His first assignment after his ordination was at the Basilica di Sant'Antonio in Padua and he lived at the Immaculate Conception church at this time because the convent was still undergoing construction. This pastoral assignment lasted from 1931 to 1933 until that December when he was sent to the Viala Corsica parish in Milan for further pastoral work; this lasted until 1937. In January 1937 he was appointed as the director of the noted magazine "Il Messaggero di Sant'Antonio" and served in that role until July 1943. He was responsible during his tenure for the magazine having received 500,000 new members worldwide. The renowned Carlo Bolzonella helped him in editing and publishing several books. Cortese was keen on writing and taking photos and he often contributed to several magazine articles. He slept little and preferred to write whenever he could; he was small and thin and Bolzonella said that "Father Placido was an angel" who was "all heart".

Cortese organized several rescue missions during World War II for Jewish people as well as for British prisoners of war and Yugoslavs (prisoners in Italy). He began to do this on the personal request of Cardinal Francesco Borgongini Duca. But Cortese was bold and continued his work despite knowing that it would bring him into the path of the S.S.; he was later arrested on 13 October 1944.

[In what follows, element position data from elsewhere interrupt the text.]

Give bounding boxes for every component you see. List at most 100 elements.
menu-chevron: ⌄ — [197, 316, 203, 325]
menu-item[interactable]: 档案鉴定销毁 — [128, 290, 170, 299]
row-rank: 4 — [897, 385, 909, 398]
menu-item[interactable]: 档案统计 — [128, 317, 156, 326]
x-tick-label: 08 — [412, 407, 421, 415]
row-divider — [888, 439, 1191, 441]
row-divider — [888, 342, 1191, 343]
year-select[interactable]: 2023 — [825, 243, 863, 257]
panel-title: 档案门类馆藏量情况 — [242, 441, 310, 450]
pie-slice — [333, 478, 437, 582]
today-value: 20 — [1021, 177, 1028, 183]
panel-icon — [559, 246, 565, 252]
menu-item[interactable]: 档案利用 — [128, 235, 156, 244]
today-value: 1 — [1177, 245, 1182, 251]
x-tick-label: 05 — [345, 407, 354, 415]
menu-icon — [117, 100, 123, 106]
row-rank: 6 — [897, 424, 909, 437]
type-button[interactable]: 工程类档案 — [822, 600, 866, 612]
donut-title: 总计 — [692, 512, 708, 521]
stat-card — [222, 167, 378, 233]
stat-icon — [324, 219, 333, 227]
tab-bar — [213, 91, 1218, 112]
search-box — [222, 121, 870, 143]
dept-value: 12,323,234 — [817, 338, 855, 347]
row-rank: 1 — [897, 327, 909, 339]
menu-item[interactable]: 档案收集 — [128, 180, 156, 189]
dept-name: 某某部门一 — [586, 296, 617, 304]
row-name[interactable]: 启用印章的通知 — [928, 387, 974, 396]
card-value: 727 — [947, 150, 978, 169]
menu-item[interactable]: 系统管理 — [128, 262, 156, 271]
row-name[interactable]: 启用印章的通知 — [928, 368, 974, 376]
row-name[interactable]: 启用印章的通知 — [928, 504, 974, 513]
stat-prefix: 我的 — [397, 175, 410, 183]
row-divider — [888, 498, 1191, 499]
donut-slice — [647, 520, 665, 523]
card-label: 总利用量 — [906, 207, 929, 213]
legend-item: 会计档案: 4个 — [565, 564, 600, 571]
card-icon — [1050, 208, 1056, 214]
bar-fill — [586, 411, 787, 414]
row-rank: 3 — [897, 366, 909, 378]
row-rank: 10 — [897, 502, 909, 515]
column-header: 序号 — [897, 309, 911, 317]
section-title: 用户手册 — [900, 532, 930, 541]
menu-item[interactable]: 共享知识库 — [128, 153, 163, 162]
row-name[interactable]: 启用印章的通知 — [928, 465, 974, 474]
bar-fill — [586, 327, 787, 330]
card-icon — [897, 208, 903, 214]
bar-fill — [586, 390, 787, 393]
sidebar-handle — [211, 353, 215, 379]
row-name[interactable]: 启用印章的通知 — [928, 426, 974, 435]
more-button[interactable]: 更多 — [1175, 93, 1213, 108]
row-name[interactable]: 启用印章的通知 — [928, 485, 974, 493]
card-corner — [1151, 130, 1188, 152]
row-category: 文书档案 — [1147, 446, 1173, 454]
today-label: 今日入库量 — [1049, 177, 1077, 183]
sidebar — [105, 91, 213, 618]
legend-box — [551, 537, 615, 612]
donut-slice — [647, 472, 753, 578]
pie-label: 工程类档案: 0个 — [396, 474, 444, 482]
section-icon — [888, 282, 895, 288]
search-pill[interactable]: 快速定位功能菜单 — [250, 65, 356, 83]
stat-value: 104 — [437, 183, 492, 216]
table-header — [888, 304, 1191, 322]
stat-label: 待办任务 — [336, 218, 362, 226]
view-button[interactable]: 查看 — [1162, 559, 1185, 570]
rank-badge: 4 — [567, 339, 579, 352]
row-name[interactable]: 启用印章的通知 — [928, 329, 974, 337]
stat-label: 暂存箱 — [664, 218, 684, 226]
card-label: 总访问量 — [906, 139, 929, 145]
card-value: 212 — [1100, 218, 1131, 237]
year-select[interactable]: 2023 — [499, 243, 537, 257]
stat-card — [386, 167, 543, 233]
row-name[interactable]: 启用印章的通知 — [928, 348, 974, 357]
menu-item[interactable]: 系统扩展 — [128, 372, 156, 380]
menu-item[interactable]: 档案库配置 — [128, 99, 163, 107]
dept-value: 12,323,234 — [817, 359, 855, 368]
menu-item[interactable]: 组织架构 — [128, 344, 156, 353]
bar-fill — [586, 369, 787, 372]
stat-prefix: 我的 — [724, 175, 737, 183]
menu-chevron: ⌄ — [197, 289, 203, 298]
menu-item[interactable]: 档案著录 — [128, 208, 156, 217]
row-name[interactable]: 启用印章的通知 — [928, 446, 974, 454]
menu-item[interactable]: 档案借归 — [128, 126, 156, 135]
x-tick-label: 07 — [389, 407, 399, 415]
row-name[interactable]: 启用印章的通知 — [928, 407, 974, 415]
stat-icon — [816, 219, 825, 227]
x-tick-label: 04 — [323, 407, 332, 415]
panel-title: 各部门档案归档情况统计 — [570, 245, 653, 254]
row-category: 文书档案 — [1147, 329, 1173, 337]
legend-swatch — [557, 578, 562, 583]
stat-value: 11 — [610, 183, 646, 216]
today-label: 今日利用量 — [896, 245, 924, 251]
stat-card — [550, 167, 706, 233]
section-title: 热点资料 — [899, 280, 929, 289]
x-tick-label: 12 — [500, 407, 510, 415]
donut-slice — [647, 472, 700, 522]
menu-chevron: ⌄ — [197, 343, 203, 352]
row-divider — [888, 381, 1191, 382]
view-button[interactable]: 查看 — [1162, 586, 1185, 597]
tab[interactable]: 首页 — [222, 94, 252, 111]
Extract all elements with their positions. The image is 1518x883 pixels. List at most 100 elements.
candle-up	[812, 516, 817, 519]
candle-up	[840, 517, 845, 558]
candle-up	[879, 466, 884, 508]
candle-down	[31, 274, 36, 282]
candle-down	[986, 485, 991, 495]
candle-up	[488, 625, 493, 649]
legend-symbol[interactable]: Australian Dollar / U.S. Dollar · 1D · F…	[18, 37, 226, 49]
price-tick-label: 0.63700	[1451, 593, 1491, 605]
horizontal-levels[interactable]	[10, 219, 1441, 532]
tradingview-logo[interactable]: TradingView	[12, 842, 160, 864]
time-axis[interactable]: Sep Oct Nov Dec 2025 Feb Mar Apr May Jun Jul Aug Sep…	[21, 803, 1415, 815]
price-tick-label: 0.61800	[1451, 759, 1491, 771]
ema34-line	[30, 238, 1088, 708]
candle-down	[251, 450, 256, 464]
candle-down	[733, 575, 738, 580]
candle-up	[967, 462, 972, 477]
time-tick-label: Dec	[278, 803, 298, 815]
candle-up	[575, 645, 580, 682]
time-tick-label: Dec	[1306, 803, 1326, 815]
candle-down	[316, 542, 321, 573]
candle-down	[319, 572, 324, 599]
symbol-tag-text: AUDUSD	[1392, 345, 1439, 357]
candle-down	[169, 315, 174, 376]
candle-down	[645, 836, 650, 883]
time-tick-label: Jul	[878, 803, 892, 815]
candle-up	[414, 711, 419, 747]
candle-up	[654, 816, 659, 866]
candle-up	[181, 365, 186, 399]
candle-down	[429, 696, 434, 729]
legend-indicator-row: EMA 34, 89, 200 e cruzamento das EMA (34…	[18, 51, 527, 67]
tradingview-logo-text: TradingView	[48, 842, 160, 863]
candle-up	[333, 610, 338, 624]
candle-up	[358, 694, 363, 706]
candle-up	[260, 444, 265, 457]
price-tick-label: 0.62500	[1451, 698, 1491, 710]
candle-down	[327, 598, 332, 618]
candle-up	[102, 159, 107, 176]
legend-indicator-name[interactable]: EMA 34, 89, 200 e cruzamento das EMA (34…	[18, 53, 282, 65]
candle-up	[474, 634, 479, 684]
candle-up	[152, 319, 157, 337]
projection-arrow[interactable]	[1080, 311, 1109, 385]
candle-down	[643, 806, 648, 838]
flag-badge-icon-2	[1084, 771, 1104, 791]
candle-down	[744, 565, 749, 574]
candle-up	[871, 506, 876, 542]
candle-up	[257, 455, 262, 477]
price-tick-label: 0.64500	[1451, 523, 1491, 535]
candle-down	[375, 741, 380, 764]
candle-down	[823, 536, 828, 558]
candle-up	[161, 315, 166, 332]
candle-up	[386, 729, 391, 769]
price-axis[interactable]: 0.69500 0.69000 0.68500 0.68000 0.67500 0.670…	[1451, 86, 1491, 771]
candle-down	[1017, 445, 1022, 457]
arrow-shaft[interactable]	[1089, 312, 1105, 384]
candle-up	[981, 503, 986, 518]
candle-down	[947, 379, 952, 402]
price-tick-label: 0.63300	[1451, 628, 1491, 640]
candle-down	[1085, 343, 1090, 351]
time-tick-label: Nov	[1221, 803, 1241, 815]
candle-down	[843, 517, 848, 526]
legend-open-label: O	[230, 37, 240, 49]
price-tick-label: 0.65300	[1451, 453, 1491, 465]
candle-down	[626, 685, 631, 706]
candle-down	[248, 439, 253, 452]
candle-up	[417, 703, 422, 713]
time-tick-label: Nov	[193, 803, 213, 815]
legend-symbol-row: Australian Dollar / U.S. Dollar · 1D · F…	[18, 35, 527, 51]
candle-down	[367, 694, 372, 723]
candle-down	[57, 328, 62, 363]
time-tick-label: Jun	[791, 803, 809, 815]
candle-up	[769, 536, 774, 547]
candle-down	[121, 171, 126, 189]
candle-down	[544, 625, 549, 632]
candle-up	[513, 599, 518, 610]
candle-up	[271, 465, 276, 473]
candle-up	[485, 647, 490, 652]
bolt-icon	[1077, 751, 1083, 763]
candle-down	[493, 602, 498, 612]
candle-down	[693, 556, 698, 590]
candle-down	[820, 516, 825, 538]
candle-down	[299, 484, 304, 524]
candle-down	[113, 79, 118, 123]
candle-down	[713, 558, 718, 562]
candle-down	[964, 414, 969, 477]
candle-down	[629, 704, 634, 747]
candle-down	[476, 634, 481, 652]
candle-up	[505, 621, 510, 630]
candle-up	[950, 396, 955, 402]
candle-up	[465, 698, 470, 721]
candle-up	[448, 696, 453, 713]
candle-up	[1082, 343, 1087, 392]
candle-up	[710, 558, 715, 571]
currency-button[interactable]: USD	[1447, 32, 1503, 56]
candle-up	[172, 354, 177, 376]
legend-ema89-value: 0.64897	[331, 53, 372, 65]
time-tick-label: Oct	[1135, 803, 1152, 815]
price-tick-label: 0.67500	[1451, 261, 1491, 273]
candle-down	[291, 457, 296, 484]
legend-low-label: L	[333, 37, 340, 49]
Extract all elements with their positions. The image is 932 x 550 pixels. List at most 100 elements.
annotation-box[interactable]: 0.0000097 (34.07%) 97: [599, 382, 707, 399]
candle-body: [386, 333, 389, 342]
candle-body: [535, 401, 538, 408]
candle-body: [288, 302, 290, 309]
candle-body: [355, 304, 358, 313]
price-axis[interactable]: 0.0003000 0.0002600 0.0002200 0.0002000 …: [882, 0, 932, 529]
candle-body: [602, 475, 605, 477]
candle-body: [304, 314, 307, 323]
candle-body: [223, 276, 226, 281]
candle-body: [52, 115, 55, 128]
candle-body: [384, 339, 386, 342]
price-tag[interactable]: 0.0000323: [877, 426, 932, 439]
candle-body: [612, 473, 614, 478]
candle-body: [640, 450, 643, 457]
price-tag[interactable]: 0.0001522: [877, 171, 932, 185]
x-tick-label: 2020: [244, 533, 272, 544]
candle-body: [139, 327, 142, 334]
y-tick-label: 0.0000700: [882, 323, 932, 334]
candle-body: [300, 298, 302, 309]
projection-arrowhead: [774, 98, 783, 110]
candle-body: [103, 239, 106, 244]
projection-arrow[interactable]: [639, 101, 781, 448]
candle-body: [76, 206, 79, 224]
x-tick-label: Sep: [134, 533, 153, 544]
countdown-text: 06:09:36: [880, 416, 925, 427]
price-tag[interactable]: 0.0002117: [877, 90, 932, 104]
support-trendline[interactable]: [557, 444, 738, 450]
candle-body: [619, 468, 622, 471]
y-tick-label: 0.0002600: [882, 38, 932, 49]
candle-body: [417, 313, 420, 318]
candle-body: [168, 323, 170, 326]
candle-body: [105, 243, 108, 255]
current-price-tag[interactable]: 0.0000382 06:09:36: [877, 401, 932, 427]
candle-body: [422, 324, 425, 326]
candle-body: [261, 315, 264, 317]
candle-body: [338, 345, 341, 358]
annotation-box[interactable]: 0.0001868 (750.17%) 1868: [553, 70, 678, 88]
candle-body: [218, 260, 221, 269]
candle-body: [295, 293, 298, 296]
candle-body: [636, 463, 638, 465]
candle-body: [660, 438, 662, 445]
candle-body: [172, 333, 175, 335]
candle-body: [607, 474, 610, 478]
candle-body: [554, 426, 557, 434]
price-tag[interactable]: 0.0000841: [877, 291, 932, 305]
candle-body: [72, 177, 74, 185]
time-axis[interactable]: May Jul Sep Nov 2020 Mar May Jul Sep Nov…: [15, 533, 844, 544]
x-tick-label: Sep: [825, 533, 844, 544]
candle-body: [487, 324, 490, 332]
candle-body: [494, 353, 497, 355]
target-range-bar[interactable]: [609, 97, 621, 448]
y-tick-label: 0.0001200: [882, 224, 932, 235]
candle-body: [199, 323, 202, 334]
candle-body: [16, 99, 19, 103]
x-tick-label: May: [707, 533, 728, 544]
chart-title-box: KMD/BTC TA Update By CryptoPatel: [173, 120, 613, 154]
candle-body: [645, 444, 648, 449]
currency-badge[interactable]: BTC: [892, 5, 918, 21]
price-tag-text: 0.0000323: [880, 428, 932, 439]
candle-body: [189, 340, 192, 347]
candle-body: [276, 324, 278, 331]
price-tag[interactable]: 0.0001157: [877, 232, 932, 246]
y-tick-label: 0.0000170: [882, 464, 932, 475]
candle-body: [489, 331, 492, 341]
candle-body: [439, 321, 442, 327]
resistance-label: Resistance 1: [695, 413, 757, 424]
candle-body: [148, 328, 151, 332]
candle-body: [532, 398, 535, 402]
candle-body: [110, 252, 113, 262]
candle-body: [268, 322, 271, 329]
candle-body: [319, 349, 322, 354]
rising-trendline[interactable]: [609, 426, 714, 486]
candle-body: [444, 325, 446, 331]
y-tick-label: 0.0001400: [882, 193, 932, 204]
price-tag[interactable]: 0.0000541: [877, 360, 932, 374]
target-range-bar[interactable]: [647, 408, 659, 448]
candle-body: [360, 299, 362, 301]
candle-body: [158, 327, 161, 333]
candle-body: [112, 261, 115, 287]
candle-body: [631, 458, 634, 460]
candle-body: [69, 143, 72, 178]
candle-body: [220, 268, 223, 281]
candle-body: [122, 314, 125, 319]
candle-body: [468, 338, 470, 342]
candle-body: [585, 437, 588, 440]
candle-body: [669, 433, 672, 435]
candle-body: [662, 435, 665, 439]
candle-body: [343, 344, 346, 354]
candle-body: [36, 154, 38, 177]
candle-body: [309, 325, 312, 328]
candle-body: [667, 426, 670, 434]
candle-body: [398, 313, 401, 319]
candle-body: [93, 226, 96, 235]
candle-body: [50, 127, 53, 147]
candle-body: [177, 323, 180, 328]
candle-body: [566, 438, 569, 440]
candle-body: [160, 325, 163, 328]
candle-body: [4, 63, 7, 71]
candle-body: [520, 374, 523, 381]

The Nazis viewed Cortese as an ideological and practical militant of the Resistance who proved a great threat to them. He led this secret network from his confessional in the basilica where people would come pretending to go to confession but used coded language in order to communicate their real requests. One example is "I need five eggs": this meant that five people needed identification papers in order to get into Switzerland. Another example was "We need three kilos of flour" meaning that three people needed refuge in Padua.
Gestapo spies infiltrated the Resistance and greeted Cortese outside the basilica in the afternoon at 1:55 pm and offered him a ride in their car. They took him to the Gestapo bunker in Piazza Oberdan Trieste where he was subjected to brutal tortures and interrogations with the Nazis pulling out his eyes and cutting his tongue off. Cortese was buried alive and died sometime in November; sources suggest his death occurred on 3 November though others pinpoint 15 November. His ashes were mixed with those of other victims after his remains were cremated at the Risiera di San Saba in Trieste.

In 1951 the Padua council named a street in his honour. In October 2004 a bust in his honour was unveiled at the basilica. His bronze monument stands near the Franciscan monastery on Cres.

==Beatification process==
The beatification process opened under Pope John Paul II on 8 October 2001 after the Congregation for the Causes of Saints issued the official "nihil obstat" (no objections) edict and titled the late priest as a Servant of God. The diocesan process was opened in Trieste to determine if Cortese had been killed "in odium fidei" (in hatred of the faith) and this process lasted from 29 January 2002 until 15 November 2003. Documents from that process were submitted to the C.C.S. in Rome who validated the process on 4 June 2010.

But it was at this stage that there were doubts about whether the "in odium fidei" concept could be applied to this cause. The postulation was advised to launch another diocesan investigation to assess his virtues as opposed to the manner of his death just in case the initial case was denied and thus would result in another cause being opened. The next diocesan phase lasted from 30 July 2012 until 25 October 2012 with the C.C.S. validating the process on 17 May 2013. The postulation later submitted the Positio dossier to the C.C.S. and historians approved the virtues cause in January 2017. On 30 August 2021, Pope Francis advanced the beatification cause and titled Cortese as Venerable.

The current postulator for this cause is the Conventual Franciscan friar Damian-Gheorghe Pătraşcu.